I’m not sure where to start with this one. I bought it mostly based on the title, and the enthusiasm of the publisher. I deliberately didn’t look up the description and dove in without knowing what to expect. What I was met with was a grim-yet-gorgeous look at the precarious world within old prison walls. The story is narrated by an unnamed inmate who awaits his date with death along with a cellblock of others who have landed themselves on death row. A death row investigator, known only as “the lady” is hired to take on the case of a man named York and overturn his sentence so that he may live out a life sentence rather then face execution. A priest, a warden, and a young boy also make appearances, speckling the story with their own versions of suffering, from a cancer-stricken wife to memories of an abusive childhood.
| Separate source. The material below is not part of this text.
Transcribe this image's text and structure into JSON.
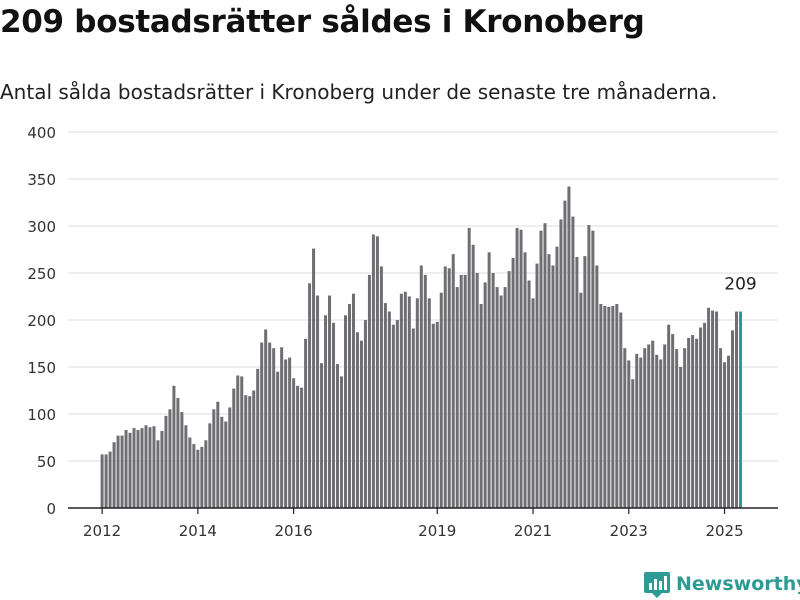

Our narrator, the inmate, is delicate, haunted, and imaginative. He is also mute. He is acutely sensitive to the magic of the prison, which he calls the “enchanted place”. It sighs with sorrow. It trembles with the energy of a stampede, and it unnerves him with the tinkering of tiny hammers inside the walls. All this magic seems to be spurned from his years of confinement, like a coping mechanism. The inmate-narrator also seems to have the ability to see and sense everything that is going on in the prison, including the emotions and desires of others (a privilege that is only passable due to the character’s position as “narrator”). And even though we feel for him, we know very little about why he has landed on death row, and this vagueness allows us to trust him without judgement as he pulls us through the story. Instead, the “villains” become several other characters in the novel. Interestingly, none of them appear to be the ones on death row, for the author gives us a clearer, more thorough glimpse inside their psychology and a better understanding of their characters so that we can sympathize with them more. The ones who remain one dimensional are the ones who we have less sympathy for, such as the corrupt and opportunistic prison Officer and his jailed informants.
The subject matter in the novel is haunted and terrible. This is not a happy book, but it is swaddled in such delicate and enthralling writing that Denfeld creates another world to explore things that could shatter anybody. Using only the loveliest metaphors to describe the horrors that plague these characters, The Enchanted is a unique and devastating approach to lives and pasts and stories that are so full of despair. The Enchanted explores the resilience, imagination, and hopefulness that one can find behind stone walls, and the forces, both awful and good, that bleed out of the human spirit, like a dark (or golden) horses.